Academic institutions think they have a problem and that its name is Donald Trump. But he’s only the beginning of their problems. The difficulties are systemic, not only legal or political, and that means it’s time to reconsider what higher education should look like.

The current institutional players are in no condition to rethink higher education. Having cultivated and tolerated violations of civil-rights laws, universities and colleges can’t afford candid introspection, lest it be understood as an admission of wrongdoing. They are controlled, moreover, by administrators who generally don’t have the stomach to recognize the damage they’ve done to higher education, let alone what should be done with their jobs.

The federal government is no better at re-evaluating higher education. It’s focusing on the tools available to it: enforcing antidiscrimination laws and defunding science (even though scientists aren’t typically the culprits).

The academic failures of universities and colleges are obvious enough. Departments generally appoint their own faculty members—so that once a department is ideologically captured, it tends to tilt further in the same direction, inevitably producing instruction and research that, considered as a whole, is slanted.

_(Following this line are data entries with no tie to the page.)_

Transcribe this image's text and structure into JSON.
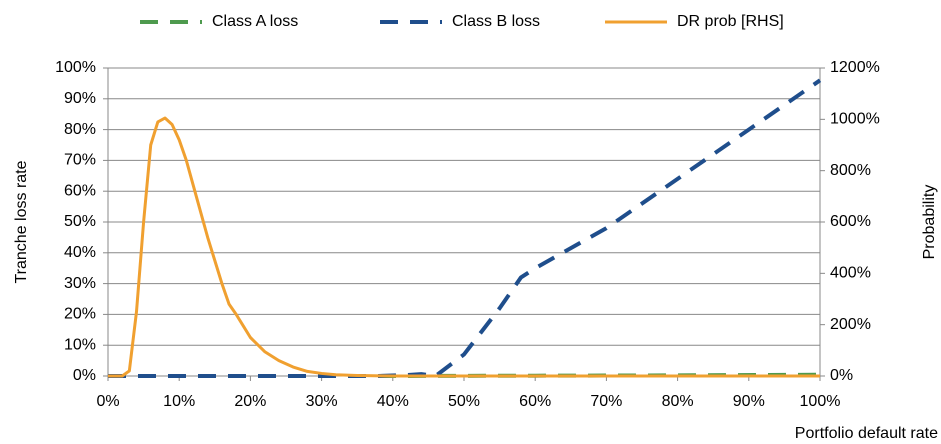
{
  "chart_data": {
    "type": "line",
    "x_label": "Portfolio default rate",
    "y_label": "Tranche loss rate",
    "y2_label": "Probability",
    "xlim": [
      0,
      100
    ],
    "xticks": [
      {
        "value": 0,
        "label": "0%"
      },
      {
        "value": 10,
        "label": "10%"
      },
      {
        "value": 20,
        "label": "20%"
      },
      {
        "value": 30,
        "label": "30%"
      },
      {
        "value": 40,
        "label": "40%"
      },
      {
        "value": 50,
        "label": "50%"
      },
      {
        "value": 60,
        "label": "60%"
      },
      {
        "value": 70,
        "label": "70%"
      },
      {
        "value": 80,
        "label": "80%"
      },
      {
        "value": 90,
        "label": "90%"
      },
      {
        "value": 100,
        "label": "100%"
      }
    ],
    "ylim": [
      0,
      100
    ],
    "yticks": [
      {
        "value": 0,
        "label": "0%"
      },
      {
        "value": 10,
        "label": "10%"
      },
      {
        "value": 20,
        "label": "20%"
      },
      {
        "value": 30,
        "label": "30%"
      },
      {
        "value": 40,
        "label": "40%"
      },
      {
        "value": 50,
        "label": "50%"
      },
      {
        "value": 60,
        "label": "60%"
      },
      {
        "value": 70,
        "label": "70%"
      },
      {
        "value": 80,
        "label": "80%"
      },
      {
        "value": 90,
        "label": "90%"
      },
      {
        "value": 100,
        "label": "100%"
      }
    ],
    "y2lim": [
      0,
      1200
    ],
    "y2ticks": [
      {
        "value": 0,
        "label": "0%"
      },
      {
        "value": 200,
        "label": "200%"
      },
      {
        "value": 400,
        "label": "400%"
      },
      {
        "value": 600,
        "label": "600%"
      },
      {
        "value": 800,
        "label": "800%"
      },
      {
        "value": 1000,
        "label": "1000%"
      },
      {
        "value": 1200,
        "label": "1200%"
      }
    ],
    "grid": true,
    "legend": "top",
    "series": [
      {
        "name": "Class A loss",
        "color": "#4e9a4e",
        "line_style": "dashed",
        "x": [
          0,
          20,
          40,
          60,
          80,
          100
        ],
        "values": [
          0,
          0,
          0,
          0.1,
          0.2,
          0.4
        ]
      },
      {
        "name": "Class B loss",
        "color": "#1f4e8c",
        "line_style": "dashed",
        "x": [
          0,
          38,
          42,
          44,
          46,
          50,
          55,
          58,
          60,
          70,
          80,
          90,
          100
        ],
        "values": [
          0,
          0,
          0.3,
          0.6,
          0,
          7,
          22,
          32,
          35,
          48,
          64,
          80,
          96
        ]
      },
      {
        "name": "DR prob [RHS]",
        "color": "#f0a030",
        "line_style": "solid",
        "axis": "y2",
        "x": [
          0,
          2,
          3,
          4,
          5,
          6,
          7,
          8,
          9,
          10,
          11,
          12,
          13,
          14,
          15,
          16,
          17,
          18,
          19,
          20,
          22,
          24,
          26,
          28,
          30,
          32,
          35,
          40,
          100
        ],
        "values": [
          0,
          0,
          20,
          250,
          600,
          900,
          990,
          1005,
          980,
          920,
          840,
          740,
          640,
          540,
          450,
          360,
          280,
          240,
          195,
          150,
          95,
          60,
          35,
          18,
          10,
          5,
          2,
          0,
          0
        ]
      }
    ]
  }
}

Institutions then inculcate conformity, punish dissenters, and apply harsh disciplinary proceedings. Put another way, the recent antisemitism didn’t develop in a vacuum. It was nurtured amid ideological capture and selective enforcement of the rules. These are substantial impediments to the pursuit of truth.

Part of the problem comes from government. It’s often said that we’re seeing the results of the left’s march through the institutions. But government policies, often based on twisted interpretations of civil-rights laws, accelerated ideological and administrative dominance.

Plus: “When Henry VIII dissolved the monasteries in 1536, the monks thought the danger came from Henry, but the underlying problem was Gutenberg’s invention of the printing press. Similarly, although today the immediate threat comes from the Trump administration, academic institutions are fragile because knowledge is now available through the internet and artificial intelligence. For balanced inquiry, even academics increasingly look outside their universities.”

If only there had been some sort of warning.